Javier Prieto, el responsable de Destino Rural, es un hombre empeñado en que se conozca todo lo que tiene el Parque Natural Sierra de Aracena y Picos de Aroche, "que es un tesoro", pero con una marca propia, que denomina "Esencia de vida", porque recuperar esa esencia en la vida de las personas es uno de los principales motivos para desarrollar su idea.

En esta línea, la visita incluye un espectáculo en un antiguo convento de Aracena reconvertido en hotel, donde los visitantes se trasladan al ambiente de ese viejo claustro.

También paseos por las dehesas, donde viven en libertad los cerdos ibéricos, los "guarros", como los denominan los guías de Jamones Eíriz, que enseñan a los turistas desde los caminos de acceso al campo, las bellotas recién caídas de los árboles, los propios cerdos en su ambiente o las porquerizas donde se revuelcan a gusto.
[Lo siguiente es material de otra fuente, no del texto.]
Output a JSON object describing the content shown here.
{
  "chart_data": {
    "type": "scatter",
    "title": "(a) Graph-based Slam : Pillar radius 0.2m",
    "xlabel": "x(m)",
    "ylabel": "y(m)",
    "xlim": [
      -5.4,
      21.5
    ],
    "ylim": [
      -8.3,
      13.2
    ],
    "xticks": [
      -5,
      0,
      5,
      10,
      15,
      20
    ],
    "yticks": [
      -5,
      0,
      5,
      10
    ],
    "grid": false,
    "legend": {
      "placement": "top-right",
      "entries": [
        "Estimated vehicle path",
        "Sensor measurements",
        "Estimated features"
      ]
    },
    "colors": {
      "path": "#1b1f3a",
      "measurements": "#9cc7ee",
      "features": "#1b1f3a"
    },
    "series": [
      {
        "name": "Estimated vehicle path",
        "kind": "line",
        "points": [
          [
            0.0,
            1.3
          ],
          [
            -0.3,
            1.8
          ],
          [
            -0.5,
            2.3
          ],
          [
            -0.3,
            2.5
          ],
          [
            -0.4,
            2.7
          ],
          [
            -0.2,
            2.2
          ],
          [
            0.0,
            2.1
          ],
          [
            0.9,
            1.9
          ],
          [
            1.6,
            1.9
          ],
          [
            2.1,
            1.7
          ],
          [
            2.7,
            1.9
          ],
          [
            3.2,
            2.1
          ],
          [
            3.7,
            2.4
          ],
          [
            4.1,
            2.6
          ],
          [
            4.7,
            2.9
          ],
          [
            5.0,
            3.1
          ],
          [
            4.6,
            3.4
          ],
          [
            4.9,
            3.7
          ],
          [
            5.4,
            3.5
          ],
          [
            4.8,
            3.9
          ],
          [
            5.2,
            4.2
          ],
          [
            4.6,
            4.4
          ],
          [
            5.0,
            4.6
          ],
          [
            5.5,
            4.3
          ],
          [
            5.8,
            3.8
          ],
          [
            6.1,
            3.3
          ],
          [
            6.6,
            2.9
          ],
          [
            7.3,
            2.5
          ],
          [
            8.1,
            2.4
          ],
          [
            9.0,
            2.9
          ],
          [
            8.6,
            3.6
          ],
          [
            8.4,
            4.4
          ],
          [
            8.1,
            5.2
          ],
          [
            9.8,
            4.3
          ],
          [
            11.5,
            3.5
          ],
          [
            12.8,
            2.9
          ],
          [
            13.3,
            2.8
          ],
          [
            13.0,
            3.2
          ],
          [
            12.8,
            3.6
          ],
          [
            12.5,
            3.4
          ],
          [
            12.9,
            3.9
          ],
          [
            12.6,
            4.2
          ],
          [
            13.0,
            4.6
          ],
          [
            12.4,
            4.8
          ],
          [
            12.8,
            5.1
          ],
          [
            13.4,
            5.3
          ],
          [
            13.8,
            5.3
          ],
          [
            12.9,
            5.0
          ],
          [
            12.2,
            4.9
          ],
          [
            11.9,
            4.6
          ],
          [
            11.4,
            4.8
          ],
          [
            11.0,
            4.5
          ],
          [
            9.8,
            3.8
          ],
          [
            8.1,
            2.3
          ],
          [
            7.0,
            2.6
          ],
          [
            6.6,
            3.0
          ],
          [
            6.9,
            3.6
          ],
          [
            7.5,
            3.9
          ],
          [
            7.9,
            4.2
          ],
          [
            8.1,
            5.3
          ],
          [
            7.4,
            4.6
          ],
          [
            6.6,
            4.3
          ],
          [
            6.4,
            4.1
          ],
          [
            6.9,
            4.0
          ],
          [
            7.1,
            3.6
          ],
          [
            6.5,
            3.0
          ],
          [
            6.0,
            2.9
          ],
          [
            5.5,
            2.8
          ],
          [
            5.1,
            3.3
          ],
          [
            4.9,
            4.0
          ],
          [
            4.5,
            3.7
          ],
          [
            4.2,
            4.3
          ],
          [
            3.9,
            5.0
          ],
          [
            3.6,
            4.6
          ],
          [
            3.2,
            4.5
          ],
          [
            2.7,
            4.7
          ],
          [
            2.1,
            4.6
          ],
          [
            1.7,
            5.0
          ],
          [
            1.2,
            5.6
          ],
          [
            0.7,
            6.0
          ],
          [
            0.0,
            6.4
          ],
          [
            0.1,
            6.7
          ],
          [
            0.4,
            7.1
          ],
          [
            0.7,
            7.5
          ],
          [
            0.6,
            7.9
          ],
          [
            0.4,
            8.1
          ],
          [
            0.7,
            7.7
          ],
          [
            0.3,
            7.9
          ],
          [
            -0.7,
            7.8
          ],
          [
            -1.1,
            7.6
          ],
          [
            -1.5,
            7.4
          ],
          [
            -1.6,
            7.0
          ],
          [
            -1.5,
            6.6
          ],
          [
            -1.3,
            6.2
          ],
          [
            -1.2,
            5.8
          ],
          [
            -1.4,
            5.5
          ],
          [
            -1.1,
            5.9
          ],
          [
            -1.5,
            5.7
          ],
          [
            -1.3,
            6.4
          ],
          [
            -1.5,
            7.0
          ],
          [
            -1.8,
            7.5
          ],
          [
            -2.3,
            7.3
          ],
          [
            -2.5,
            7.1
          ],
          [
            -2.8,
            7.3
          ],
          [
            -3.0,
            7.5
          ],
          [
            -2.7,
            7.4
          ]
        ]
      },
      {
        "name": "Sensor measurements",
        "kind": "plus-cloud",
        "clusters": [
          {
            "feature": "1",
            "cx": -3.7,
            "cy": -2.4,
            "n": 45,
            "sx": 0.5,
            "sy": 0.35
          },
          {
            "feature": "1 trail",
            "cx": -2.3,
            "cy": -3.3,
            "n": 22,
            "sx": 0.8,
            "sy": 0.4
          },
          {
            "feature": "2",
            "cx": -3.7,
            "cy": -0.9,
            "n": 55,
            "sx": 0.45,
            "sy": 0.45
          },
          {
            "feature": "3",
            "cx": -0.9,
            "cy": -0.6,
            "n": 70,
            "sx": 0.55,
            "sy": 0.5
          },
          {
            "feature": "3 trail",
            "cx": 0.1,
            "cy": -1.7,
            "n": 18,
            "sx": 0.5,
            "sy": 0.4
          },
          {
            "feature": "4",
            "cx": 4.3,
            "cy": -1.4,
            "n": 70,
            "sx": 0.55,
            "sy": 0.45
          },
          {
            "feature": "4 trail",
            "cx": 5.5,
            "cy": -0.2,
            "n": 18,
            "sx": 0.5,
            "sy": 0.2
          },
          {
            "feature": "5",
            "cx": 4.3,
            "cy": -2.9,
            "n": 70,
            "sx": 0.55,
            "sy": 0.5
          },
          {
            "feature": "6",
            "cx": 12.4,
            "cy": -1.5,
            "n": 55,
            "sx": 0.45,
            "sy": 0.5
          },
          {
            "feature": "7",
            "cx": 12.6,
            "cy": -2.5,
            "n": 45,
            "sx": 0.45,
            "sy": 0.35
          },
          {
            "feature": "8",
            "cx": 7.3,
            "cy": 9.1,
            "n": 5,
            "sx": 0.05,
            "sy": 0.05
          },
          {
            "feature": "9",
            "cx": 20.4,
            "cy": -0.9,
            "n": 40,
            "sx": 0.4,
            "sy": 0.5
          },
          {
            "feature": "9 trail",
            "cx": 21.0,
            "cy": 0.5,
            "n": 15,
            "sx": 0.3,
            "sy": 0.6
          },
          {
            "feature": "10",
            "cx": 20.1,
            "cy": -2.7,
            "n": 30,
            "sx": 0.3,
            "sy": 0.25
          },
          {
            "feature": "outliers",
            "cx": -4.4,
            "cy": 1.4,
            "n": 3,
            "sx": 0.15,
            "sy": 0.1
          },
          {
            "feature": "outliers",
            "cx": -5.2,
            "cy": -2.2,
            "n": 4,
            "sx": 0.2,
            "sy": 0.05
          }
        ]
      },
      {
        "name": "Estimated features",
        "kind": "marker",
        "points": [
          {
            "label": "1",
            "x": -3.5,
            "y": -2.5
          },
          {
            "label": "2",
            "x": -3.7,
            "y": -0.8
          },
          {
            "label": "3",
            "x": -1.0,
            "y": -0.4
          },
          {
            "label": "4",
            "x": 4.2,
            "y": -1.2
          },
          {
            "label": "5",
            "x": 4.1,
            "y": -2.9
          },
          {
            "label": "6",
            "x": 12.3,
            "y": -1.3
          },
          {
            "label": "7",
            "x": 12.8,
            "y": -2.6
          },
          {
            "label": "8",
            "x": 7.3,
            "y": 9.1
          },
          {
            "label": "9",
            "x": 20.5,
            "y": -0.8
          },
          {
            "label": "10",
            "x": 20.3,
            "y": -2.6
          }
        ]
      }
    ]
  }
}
La ruta continúa por la fábrica y punto de venta de los Eíriz, donde uno de los gerentes, Domingo Eíriz, ejerce de guía para explicar todo el proceso artesanal de curado de los jamones, que conserva muchos matices de las primeras formas de trabajar que el primer Eíriz de Huelva implantó cuando compró su finca original en 1818.

"Se resume en dos horas una tradición de generaciones", dice Eíriz al último grupo, al que incita a tocar los jamones "sin miedo a pringarse"para que comprueben los visitantes algunos de los secretos al tacto para saber si un jamón es de máxima calidad, e incluso les enseña a leer el sello que acredita en qué momento concreto fue elaborado.

Esa "Esencia de vida"que Javier quiere implantar con la complicidad de gente como Domingo Eíriz tiene un colofón lógico: un almuerzo en el que se pone sobre la mesa salchichón, caña de lomo, queso, migas con chorizo o salmorejo, todo elaborado con productos del pueblo.

Lo único que no se pone en la mesa es el jamón, ya que éste es cortado por un experto a la entrada del salón y, mientras se aguarda para llenar el plato, se recibe una clase teórica de cómo disfrutarlo en el paladar,

"Nada de tragarlo enseguida -recomienda el cortador-. Hay que dejarlo en la boca unos cinco segundos, porque viene a temperatura ambiente, y hay que disfrutarlo a la misma temperatura del cuerpo".